The $1.37 trillion agreement includes all 12 spending bills and came after a day of rushed negotiations and shuttle diplomacy between Senate Appropriations Committee Chairman Richard Shelby, an Alabama Republican, and his House counterpart Nita Lowey, a New York Democrat, along with the two ranking members on their committees, Sen. Patrick Leahy, a Democrat of Vermont, and Rep. Kay Granger, a Texas Republican. At various points meetings included House Speaker Nancy Pelosi, Senate Majority Leader Mitch McConnell and Treasury Secretary Steve Mnuchin, the Trump administration’s point person on the negotiations.
It also came as time was running out to reach an agreement that could be moved through both the House and Senate before the December 20 funding deadline.
The seeds of the agreement were planted in the bipartisan budget agreement reached in July, but for months the two parties, and two chambers, failed to make significant progress on reconciling the spending measures themselves. Regular hold ups, including President Donald Trump’s request of billions in border wall funding, plagued the talks throughout.
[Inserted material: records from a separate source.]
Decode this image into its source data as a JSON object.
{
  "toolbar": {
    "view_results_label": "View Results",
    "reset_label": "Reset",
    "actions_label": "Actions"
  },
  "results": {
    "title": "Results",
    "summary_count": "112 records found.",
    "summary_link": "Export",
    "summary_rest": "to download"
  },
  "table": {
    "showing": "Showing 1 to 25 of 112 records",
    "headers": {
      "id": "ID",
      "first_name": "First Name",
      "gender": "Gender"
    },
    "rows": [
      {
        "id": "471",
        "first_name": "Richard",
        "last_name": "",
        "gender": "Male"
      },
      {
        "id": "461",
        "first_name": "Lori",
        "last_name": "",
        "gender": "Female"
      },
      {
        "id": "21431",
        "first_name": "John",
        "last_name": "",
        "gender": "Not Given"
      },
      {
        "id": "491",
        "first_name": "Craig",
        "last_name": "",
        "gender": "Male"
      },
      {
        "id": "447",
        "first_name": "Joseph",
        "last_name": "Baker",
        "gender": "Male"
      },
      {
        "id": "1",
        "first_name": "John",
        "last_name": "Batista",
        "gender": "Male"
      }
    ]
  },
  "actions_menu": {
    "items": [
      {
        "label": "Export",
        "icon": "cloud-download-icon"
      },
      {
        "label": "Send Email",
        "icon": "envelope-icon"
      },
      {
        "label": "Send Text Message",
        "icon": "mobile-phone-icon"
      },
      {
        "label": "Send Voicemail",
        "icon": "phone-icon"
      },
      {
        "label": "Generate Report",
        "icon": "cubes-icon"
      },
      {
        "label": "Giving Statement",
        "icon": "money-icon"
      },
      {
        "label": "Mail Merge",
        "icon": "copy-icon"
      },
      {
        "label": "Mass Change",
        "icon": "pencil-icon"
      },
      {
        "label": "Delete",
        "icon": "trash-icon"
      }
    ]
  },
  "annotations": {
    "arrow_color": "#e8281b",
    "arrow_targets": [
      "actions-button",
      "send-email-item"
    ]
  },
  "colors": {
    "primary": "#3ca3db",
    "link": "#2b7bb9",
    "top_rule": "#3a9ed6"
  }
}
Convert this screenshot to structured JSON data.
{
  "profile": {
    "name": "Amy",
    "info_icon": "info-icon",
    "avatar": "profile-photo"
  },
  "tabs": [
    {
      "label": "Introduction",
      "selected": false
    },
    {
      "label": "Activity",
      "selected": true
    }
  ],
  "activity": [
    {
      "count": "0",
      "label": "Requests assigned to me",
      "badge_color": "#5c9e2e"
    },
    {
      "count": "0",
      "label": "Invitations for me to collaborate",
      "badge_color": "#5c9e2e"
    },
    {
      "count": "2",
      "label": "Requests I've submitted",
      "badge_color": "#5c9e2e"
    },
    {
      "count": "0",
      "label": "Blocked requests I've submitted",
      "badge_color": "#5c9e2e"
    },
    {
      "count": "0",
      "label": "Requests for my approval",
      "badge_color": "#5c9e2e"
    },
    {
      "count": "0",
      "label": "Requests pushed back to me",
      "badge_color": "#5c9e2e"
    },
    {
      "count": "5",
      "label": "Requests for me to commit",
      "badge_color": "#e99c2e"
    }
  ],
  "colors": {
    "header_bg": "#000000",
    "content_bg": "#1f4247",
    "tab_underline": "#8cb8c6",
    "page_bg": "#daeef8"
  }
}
But the incentives to reach a deal also remained very real. Punting the funding issue into 2020, through a continuing resolution, would likely lead lawmakers to lose the nearly $100 billion in additional money secured in the budget agreement as the threat of election year politics and a divisive Senate impeachment trial led aides and lawmakers to believe a future agreement was unlikely. Pelosi and McConnell committed to one another during a phone call last month that they would push for a final agreement on all 12 bills — including the thorny Department of Homeland Security measure.
Over the final day of negotiations, one that started with people involved questioning whether a deal was even possible, a list of dozens of outstanding issues was narrowed down piece by piece through the various meetings. The final meeting between the “four corners” of Shelby, Lowey, Granger and Leahy secured the final agreement. It was the same group that reached the deal to end the longest government shutdown in US history — which began one year ago this month.